A fuel tanker exploded on Saturday at the Islam Qala crossing in Afghanistan’s western Herat province on the Iranian border, injuring at least seven people causing a massive fire that consumed more than 500 trucks carrying natural gas and fuel, according to Afghan officials and Iranian state media.
The explosions at the border were powerful enough to be spotted from space by Nasa satellites. One blast erupted around 1.10 pm Afghan time (8.40 am GMT), the next about a half-hour later at 1.42 pm local (9.12 am GMT).
The widespread fire forced Afghanistan to shut down its electrical supply from Iran, leaving Herat in the dark, said Wahidullah Tawhidi, spokesman for the Ministry of Power Supply.
Iran’s state-run Irna news agency reported that after the request from Herat’s governor, Iranian “rescue forces and firefighters are underway to extinguish the fire inside Afghanistan,” said Mohsen Nejat, director-general of crisis management in Iran’s Khorasan Razavi province.

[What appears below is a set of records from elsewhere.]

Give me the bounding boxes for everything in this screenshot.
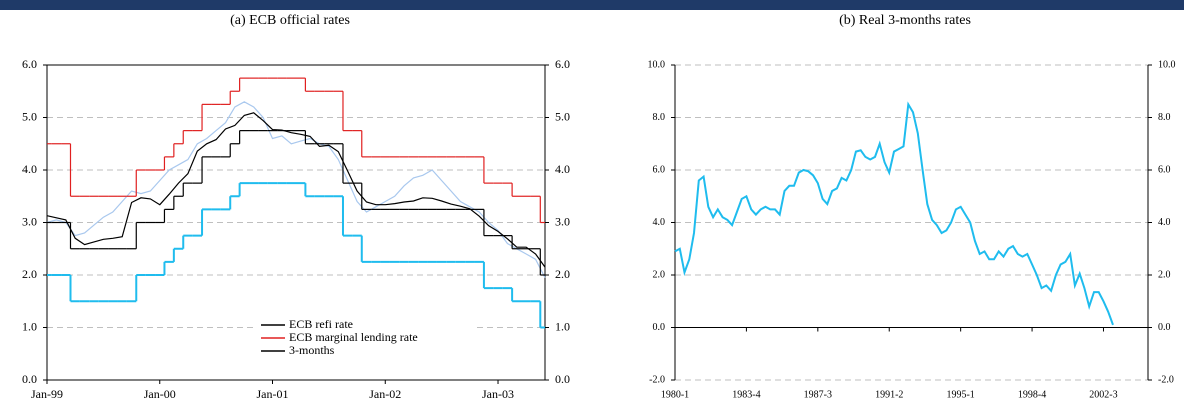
- legend-box: [257, 317, 477, 360]
- y-tick-label: 4.0: [653, 217, 666, 228]
- y-tick-label: 6.0: [653, 164, 666, 175]
- y2-tick-label: 3.0: [555, 214, 570, 228]
- y2-tick-label: 0.0: [555, 372, 570, 386]
- series-line: [674, 101, 1114, 326]
- y-tick-label: 4.0: [22, 162, 37, 176]
- series-line: [46, 101, 546, 278]
- x-tick-label: Jan-02: [369, 387, 401, 401]
- chart-title: (a) ECB official rates: [230, 13, 350, 28]
- y2-tick-label: 2.0: [1158, 269, 1171, 280]
- legend-label: ECB marginal lending rate: [289, 330, 418, 344]
- legend-label: 3-months: [289, 343, 335, 357]
- y2-tick-label: 6.0: [555, 57, 570, 71]
- header-band: [0, 0, 1184, 10]
- y-tick-label: 5.0: [22, 109, 37, 123]
- x-tick-label: Jan-01: [257, 387, 289, 401]
- y-tick-label: -2.0: [649, 374, 665, 385]
- y-tick-label: 2.0: [653, 269, 666, 280]
- y2-tick-label: 10.0: [1158, 59, 1176, 70]
- y2-tick-label: 4.0: [555, 162, 570, 176]
- x-tick-label: 1995-1: [946, 389, 974, 400]
- chart-title: (b) Real 3-months rates: [839, 13, 971, 28]
- x-tick-label: Jan-03: [482, 387, 514, 401]
- y2-tick-label: 4.0: [1158, 217, 1171, 228]
- x-tick-label: Jan-00: [144, 387, 176, 401]
- y-tick-label: 6.0: [22, 57, 37, 71]
- y2-tick-label: -2.0: [1158, 374, 1174, 385]
- y2-tick-label: 0.0: [1158, 322, 1171, 333]
- y2-tick-label: 8.0: [1158, 112, 1171, 123]
- series-line: [46, 112, 546, 268]
- legend-label: ECB refi rate: [289, 317, 353, 331]
- x-tick-label: 1983-4: [732, 389, 760, 400]
- y-tick-label: 2.0: [22, 267, 37, 281]
- x-tick-label: 1987-3: [804, 389, 832, 400]
- y-tick-label: 3.0: [22, 214, 37, 228]
- x-tick-label: 1998-4: [1018, 389, 1046, 400]
- x-tick-label: 1991-2: [875, 389, 903, 400]
- y-tick-label: 0.0: [22, 372, 37, 386]
- y2-tick-label: 5.0: [555, 109, 570, 123]
- y2-tick-label: 6.0: [1158, 164, 1171, 175]
- y2-tick-label: 1.0: [555, 319, 570, 333]
- x-tick-label: Jan-99: [31, 387, 63, 401]
- y2-tick-label: 2.0: [555, 267, 570, 281]
- x-tick-label: 1980-1: [661, 389, 689, 400]
- y-tick-label: 8.0: [653, 112, 666, 123]
- y-tick-label: 1.0: [22, 319, 37, 333]
- y-tick-label: 10.0: [648, 59, 666, 70]
- x-tick-label: 2002-3: [1089, 389, 1117, 400]
- y-tick-label: 0.0: [653, 322, 666, 333]
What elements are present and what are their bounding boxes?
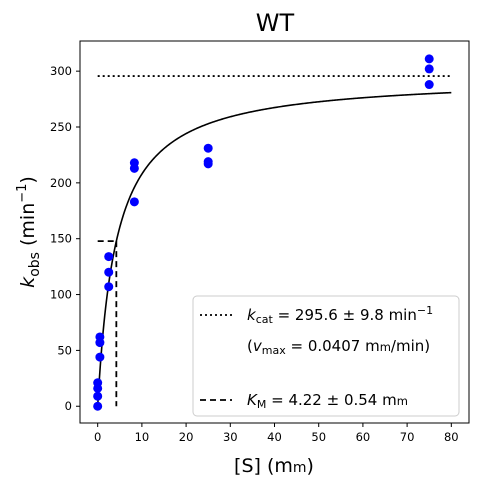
data-point [93,378,103,388]
y-axis-title: kobs (min−1) [15,176,43,288]
x-tick-label: 40 [267,430,282,444]
fit-curve [96,91,452,407]
data-point [424,54,434,64]
data-point [93,391,103,401]
y-tick-label: 50 [57,343,72,357]
y-tick-label: 250 [50,120,72,134]
legend-box [192,295,460,417]
axis-ticks: 0 10 20 30 40 50 60 70 80 0 50 100 150 200 250 300 [50,64,459,444]
fit-lines [96,75,452,407]
y-tick-label: 150 [50,232,72,246]
x-tick-label: 10 [135,430,150,444]
x-tick-label: 20 [179,430,194,444]
data-point [129,158,139,168]
x-tick-label: 50 [311,430,326,444]
legend: kcat = 295.6 ± 9.8 min−1 (vmax = 0.0407 … [192,295,460,417]
y-tick-label: 200 [50,176,72,190]
data-point [424,64,434,74]
data-point [95,352,105,362]
x-tick-label: 60 [356,430,371,444]
x-tick-label: 0 [94,430,101,444]
y-tick-label: 100 [50,288,72,302]
data-point [203,143,213,153]
x-tick-label: 80 [444,430,459,444]
data-point [104,267,114,277]
data-point [95,332,105,342]
chart-title: WT [256,9,295,37]
legend-km-label: KM = 4.22 ± 0.54 mm [247,391,408,411]
data-point [203,157,213,167]
data-point [104,252,114,262]
y-tick-label: 300 [50,64,72,78]
data-point [129,197,139,207]
data-point [104,282,114,292]
x-tick-label: 30 [223,430,238,444]
x-tick-label: 70 [400,430,415,444]
x-axis-title: [S] (mm) [234,455,314,477]
data-point [424,80,434,90]
legend-kcat-label: kcat = 295.6 ± 9.8 min−1 [247,304,433,326]
data-point [93,401,103,411]
legend-vmax-label: (vmax = 0.0407 mm/min) [247,337,430,357]
y-tick-label: 0 [65,399,72,413]
data-points [93,54,434,411]
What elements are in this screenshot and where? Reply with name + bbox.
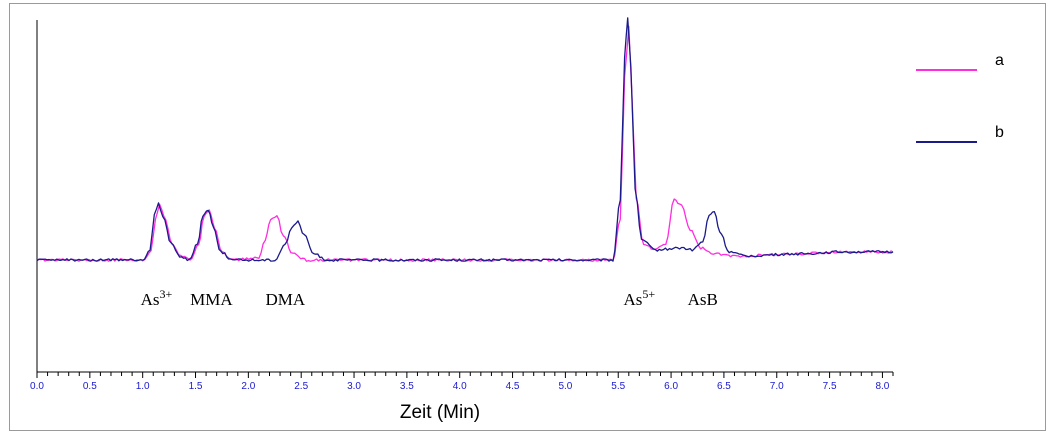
labels-layer: As3+ MMA DMA As5+ AsB [141, 287, 718, 309]
x-tick-label: 3.5 [400, 381, 414, 392]
legend-label-b: b [995, 124, 1004, 141]
x-tick-label: 3.0 [347, 381, 361, 392]
legend: ab [916, 52, 1004, 143]
series-layer [36, 17, 894, 262]
x-tick-label: 2.0 [241, 381, 255, 392]
peak-label: DMA [266, 290, 306, 309]
peak-label: As5+ [624, 287, 656, 309]
peak-label: AsB [688, 290, 718, 309]
chart-frame [9, 3, 1046, 431]
peak-label: As3+ [141, 287, 173, 309]
x-tick-label: 5.5 [611, 381, 625, 392]
series-line-b [36, 17, 894, 262]
peak-label: MMA [190, 290, 233, 309]
x-tick-label: 7.5 [823, 381, 837, 392]
x-tick-label: 4.0 [453, 381, 467, 392]
series-line-a [36, 25, 894, 262]
x-tick-label: 0.0 [30, 381, 44, 392]
legend-label-a: a [995, 52, 1004, 69]
axes: 0.0 0.5 1.0 1.5 2.0 2.5 3.0 3.5 4.0 4.5 5.0 5.5 6.0 6… [30, 20, 894, 392]
x-tick-label: 4.5 [506, 381, 520, 392]
x-tick-label: 7.0 [770, 381, 784, 392]
x-axis-title: Zeit (Min) [400, 402, 480, 423]
x-tick-label: 6.0 [664, 381, 678, 392]
x-tick-label: 0.5 [83, 381, 97, 392]
x-tick-label: 6.5 [717, 381, 731, 392]
x-tick-label: 2.5 [294, 381, 308, 392]
x-tick-label: 8.0 [875, 381, 889, 392]
x-tick-label: 1.5 [189, 381, 203, 392]
x-tick-label: 5.0 [558, 381, 572, 392]
x-tick-label: 1.0 [136, 381, 150, 392]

Iran’s semi-official Isna news agency quoted lorry drivers as saying more than 500 trucks carrying natural gas and fuel had been burnt so far leaving sixty peoples seriously injured.
Wahid Qatali, Herat’s provincial governor, said Afghan first responders did not have the means to put out the fire and had asked Iran for help in the form of firefighting aircraft. “For the time being, we can’t even talk about the casualties,” Mr. Qatali said.
The intensity of the flames meant ambulances were having trouble reaching the wounded or getting close to the site of the blast, said Mohammad Rafiq Shirzy, a spokesman for the Herat regional hospital.
The blaze spread to the Dogharoon customs post on the Iranian side and first responders – including the fire department, the Iranian army, and border forces – were assisting in extinguishing the fire, Iranian state television reported. Trucks carrying natural gas and fuel were directed to leave the scene.
The road stretched 20 kilometers between the city of Herat and Islam Qala is a major transit between Afghanistan and Iran and is a dangerous highway that Afghans rarely travel at night for fear of attacks by criminal gangs. Since Taliban insurgents travel freely in the area, Afghan security services set up checkpoints and were assisting ambulances and emergency vehicles traveling to and from the border crossing.
The United States allows Afghanistan to import fuel and oil from Iran as part of a concession that exempts Kabul from sanctions against Tehran.